Kehidupan yang sudah Alif idam-idamkan sejak dulu nyatanya tidak seindah matahari saat pagi. Dia mulai lelah, mulai bosan dengan kehidupan entertain yang penuh kepalsuan.
Hari sudah sangat larut. Namun pria itu masih berada di sebuah bandara internasional dengan kopernya yang berwarna silver. Dia tidak sendiri, ada setidaknya delapan orang ditambah manager serta MUA.
Dia berada di Manila. Perjalanan kali ini merupakan fans meeting terakhir dalam rangka tour Asia. Dahulu, memiliki banyak fans merupakan impian tertinggi seorang Alif. Namun kini, fans laksana lebah. Mereka berdengung dan siap menyengat menebarkan racun.
Lihat saja, bahkan malam telah mencapai puncaknya. Tetapi fans-fans yang mengendus kedatangan mereka sudah tersebar di bandara. Mereka lebih parah paparazzi. Jepret sana, jepret sini, membuat langkah ke delapan manusia yang rupawan itu tidak bebas melangkah.

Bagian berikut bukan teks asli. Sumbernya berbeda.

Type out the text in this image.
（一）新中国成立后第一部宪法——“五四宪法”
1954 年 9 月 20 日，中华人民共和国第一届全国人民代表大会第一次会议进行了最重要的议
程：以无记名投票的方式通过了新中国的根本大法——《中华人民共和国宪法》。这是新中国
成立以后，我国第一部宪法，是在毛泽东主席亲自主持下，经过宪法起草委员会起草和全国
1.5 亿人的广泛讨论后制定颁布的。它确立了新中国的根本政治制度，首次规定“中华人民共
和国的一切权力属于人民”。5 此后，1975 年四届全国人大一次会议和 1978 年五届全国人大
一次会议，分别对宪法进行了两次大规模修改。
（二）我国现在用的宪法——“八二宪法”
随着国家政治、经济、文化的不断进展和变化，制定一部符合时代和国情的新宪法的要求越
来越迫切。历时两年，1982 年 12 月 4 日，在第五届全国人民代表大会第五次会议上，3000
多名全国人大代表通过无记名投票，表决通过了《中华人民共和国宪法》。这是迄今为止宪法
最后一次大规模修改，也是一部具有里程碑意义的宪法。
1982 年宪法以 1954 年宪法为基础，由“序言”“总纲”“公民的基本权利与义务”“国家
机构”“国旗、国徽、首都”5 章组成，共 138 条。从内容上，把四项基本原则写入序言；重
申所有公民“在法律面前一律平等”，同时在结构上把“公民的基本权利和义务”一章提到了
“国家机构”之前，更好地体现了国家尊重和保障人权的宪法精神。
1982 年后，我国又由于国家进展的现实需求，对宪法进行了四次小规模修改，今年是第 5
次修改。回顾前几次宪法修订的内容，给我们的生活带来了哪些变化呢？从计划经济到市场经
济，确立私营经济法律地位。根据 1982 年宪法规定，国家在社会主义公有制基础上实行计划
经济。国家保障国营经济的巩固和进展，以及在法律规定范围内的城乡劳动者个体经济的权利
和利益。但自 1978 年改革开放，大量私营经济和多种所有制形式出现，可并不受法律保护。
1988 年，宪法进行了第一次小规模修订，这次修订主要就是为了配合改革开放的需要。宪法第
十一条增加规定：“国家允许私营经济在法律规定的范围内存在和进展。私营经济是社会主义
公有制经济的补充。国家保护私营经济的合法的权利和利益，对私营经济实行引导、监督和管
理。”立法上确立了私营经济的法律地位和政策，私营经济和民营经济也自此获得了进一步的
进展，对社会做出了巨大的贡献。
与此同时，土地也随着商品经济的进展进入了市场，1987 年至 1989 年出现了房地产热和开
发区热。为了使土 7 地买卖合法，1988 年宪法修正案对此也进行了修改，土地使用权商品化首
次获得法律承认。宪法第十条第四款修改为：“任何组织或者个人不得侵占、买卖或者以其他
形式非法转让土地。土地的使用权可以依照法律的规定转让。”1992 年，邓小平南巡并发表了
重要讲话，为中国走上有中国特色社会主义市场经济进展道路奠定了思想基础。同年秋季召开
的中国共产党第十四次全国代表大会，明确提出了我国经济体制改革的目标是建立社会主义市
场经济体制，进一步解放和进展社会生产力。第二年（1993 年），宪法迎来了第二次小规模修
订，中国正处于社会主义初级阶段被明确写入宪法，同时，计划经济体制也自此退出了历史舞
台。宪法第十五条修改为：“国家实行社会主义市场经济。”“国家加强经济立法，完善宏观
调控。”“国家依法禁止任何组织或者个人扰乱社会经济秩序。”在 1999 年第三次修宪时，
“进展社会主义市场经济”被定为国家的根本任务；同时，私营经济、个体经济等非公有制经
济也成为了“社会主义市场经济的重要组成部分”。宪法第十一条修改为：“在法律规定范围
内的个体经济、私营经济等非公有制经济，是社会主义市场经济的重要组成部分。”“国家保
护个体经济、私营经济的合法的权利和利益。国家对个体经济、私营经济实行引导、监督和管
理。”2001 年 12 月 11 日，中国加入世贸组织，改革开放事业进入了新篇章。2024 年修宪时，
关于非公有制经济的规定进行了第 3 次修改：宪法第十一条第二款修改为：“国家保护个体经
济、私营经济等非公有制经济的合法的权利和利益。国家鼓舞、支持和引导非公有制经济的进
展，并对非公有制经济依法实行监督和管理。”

Setelah pemeriksaan imigrasi selesai Alif sudah ditunggu mini bus menuju sebuah hotel. Dia memejamkan mata sejenak. Berusaha mengubur penat setelah melakukan perjalanan panjang ke berbagai negara di Asia.
Bagi Alif dan ketujuh temannya tidur ketika berada dalam mini bus menuju tempat-tempat yang mereka tuju adalah sebuah hadiah tidak ternilai.
"Are you Ok, Bro?" tanya sang manager. Alif hanya mengangguk, dia berusaha memejamkan mata, tetapi sulit.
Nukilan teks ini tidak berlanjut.